Bourse de Casablanca : Ça baisse, et ce n'est pas fini

 

8 mois de baisse, du jamais vu depuis 10 ans.

Les menaces qui guettent le marché.

 

C’est un rude anniversaire de la crise de 2008 que célèbre la Bourse de Casablanca. Elle vient d'achever en octobre une série rare de huit mois consécutifs de baisse, puisqu'après un bref rallye entre janvier et février, le marché actions n'a fait que dégringoler cette année, sous le poids d'une succession d'événements défavorables. Il faut remonter à 2008 pour retrouver une série similaire où l'indice Masi avait baissé pendant 8 mois. Et si les raisons ne sont pas les mêmes, ni la volatilité et les volumes, les conséquences, elles, peuvent être identiques.

 

Au jeu des 4 ressemblances

Comme en 2008, année de l'éclatement de la dernière crise financière, le marché actions marocain vient donc d'achever 8 mois de baisse. Les plus optimistes nous feront remarquer que le marché n'a pas baissé plus que cela en 2008, et qu'il est donc possible que le mois d'octobre 2018 signe à son tour la fin de la séquence baissière. Mais, en 2008, la Bourse avait lâché 37% de sa capitalisation boursière entre le point le plus haut et le plus bas de l'année pendant ces fameux 8 mois de correction. Nous ne sommes qu'à -19% actuellement depuis le sommet récent, alors que depuis le premier janvier, les pertes avoisinent «seulement» -12%.

Une autre similitude avec 2008 est à chercher du côté des internationaux, qui ont débouclé à l'époque leurs positions sur le marché actions marocain. Le même constat est fait cette année où, en mai et en septembre 2018, les opérateurs ont constaté que des internationaux avaient tendance à déboucler leurs positions acheteuses. Ceci, bien entendu, toute proportion gardée, étant donné que les étrangers sont structurellement moins présents sur notre marché local depuis que nous sommes considérés Frontiers au lieu de Emergents par l'éditeur d'indice MSCI.

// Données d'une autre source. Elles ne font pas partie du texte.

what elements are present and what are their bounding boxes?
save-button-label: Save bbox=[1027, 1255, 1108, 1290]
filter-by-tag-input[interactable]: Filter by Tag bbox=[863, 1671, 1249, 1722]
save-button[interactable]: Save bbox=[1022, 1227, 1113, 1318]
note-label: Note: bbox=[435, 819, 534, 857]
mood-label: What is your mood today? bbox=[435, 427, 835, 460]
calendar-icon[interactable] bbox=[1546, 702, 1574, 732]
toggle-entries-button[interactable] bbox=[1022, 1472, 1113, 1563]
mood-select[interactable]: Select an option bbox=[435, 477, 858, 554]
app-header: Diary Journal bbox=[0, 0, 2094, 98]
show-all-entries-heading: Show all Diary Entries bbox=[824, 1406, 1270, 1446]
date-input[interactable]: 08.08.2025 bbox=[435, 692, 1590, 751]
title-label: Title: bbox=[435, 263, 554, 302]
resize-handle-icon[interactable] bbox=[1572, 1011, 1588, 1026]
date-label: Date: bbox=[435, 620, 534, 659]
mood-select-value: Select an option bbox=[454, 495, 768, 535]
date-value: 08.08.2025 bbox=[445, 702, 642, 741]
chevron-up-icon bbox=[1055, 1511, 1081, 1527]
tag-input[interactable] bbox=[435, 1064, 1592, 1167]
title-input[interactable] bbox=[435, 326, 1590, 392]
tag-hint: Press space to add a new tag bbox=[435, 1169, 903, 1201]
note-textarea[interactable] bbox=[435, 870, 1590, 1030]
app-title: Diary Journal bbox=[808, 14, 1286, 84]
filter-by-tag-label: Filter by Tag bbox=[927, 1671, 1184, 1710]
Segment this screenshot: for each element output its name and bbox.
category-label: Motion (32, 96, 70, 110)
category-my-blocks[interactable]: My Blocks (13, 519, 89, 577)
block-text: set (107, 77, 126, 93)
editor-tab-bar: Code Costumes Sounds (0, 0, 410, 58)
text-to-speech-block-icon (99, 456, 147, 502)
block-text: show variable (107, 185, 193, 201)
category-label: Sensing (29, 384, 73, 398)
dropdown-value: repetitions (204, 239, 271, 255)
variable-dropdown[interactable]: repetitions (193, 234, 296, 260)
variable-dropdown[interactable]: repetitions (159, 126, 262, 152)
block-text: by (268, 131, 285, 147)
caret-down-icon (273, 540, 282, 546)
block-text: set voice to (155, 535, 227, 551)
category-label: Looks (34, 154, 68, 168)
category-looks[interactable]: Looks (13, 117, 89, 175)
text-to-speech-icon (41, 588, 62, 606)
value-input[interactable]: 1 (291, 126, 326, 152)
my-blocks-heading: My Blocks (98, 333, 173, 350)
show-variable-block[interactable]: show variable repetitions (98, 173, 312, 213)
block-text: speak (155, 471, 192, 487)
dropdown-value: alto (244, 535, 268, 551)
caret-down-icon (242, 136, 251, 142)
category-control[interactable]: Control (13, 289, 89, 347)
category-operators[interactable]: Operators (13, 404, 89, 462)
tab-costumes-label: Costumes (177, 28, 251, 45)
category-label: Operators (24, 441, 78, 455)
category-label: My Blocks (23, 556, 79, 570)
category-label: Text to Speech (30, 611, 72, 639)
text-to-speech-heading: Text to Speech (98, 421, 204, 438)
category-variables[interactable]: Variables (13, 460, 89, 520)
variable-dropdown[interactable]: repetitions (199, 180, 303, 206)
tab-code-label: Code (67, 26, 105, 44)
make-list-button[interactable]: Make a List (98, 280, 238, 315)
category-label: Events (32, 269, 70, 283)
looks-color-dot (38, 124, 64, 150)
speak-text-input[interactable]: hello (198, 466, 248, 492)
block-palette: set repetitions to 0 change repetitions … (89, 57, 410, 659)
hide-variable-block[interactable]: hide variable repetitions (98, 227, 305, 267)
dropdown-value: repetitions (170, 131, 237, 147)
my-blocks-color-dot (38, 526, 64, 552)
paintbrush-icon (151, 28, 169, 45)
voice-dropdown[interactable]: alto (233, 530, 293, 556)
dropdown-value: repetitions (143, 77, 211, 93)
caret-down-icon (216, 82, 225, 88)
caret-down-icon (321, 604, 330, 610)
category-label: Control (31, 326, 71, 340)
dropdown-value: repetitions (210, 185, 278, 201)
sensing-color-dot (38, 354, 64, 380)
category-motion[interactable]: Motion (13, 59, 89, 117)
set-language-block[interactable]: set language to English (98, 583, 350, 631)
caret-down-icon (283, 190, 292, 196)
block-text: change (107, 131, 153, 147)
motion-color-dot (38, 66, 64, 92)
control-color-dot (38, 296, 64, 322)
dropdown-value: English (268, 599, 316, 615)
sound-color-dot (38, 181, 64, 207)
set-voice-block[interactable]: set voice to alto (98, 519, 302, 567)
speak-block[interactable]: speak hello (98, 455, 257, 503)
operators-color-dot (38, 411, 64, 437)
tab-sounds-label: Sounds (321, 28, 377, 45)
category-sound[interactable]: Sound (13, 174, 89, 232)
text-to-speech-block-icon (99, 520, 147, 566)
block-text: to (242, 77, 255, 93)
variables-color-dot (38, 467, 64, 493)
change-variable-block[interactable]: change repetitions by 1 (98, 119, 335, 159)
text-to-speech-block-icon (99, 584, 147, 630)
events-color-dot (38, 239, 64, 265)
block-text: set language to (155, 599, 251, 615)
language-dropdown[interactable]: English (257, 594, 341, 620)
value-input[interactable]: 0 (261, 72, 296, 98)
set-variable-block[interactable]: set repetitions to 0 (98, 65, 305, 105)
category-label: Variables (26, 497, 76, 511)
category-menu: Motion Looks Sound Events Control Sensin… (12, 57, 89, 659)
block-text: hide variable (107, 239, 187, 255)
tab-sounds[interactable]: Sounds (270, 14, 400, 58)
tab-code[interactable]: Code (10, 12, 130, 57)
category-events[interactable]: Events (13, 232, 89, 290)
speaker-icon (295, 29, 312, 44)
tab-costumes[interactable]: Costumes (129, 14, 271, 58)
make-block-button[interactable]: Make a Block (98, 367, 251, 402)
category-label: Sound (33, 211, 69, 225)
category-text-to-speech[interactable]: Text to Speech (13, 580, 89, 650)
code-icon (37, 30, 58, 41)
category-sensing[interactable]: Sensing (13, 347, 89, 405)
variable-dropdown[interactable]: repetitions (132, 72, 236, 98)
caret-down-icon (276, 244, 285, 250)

Un autre phénomène rappelle l'année 2008. Il s'agit de l'aversion mondiale au risque. A l'époque, la finance mondiale traversait une période de peur et le repli était la solution la plus plébiscitée. Tous les actifs risqués de type actions en ont souffert, et ce partout dans le monde. En 2018, une crise de confiance globale semble de nouveau s'installer : une grande partie des pays dits frontiers et émergents est entrée dans des Bear Market (marchés baissiers), alors que les économies fortes, à leur tête les Etats-unis, montrent de grands signaux de faiblesse sur leurs indices. Comme en 2008, la sensation d'un repli mondial sur les actions se fait de plus en plus forte. Mais à cette époque, la baisse était plus sévère et plus volatile. Mais le point de départ de la correction était aussi plus haut, avec des valorisations stratosphériques pour des secteurs matures comme les banques, les télécoms, le BTP et l'immobilier.

 

Cocktail dangereux de nouvelles menaces

Le marché financier marocain collectionne les signaux négatifs depuis le début de l'année. On peut citer la faible croissance du crédit malgré des taux bas, les dérapages budgétaires dans un contexte social tendu, des secteurs névralgiques comme l'immobilier et le BTP en manque de dynamisme et des phénomènes plus «techniques», comme l'impact des privatisations qui, avant de faire du bien, peuvent peser sur le marché. Le socle de toute appréciation, la confiance, semble aussi instable, tant les opérateurs se demandent si l'Exécutif a vraiment la capacité de relancer l'activité économique.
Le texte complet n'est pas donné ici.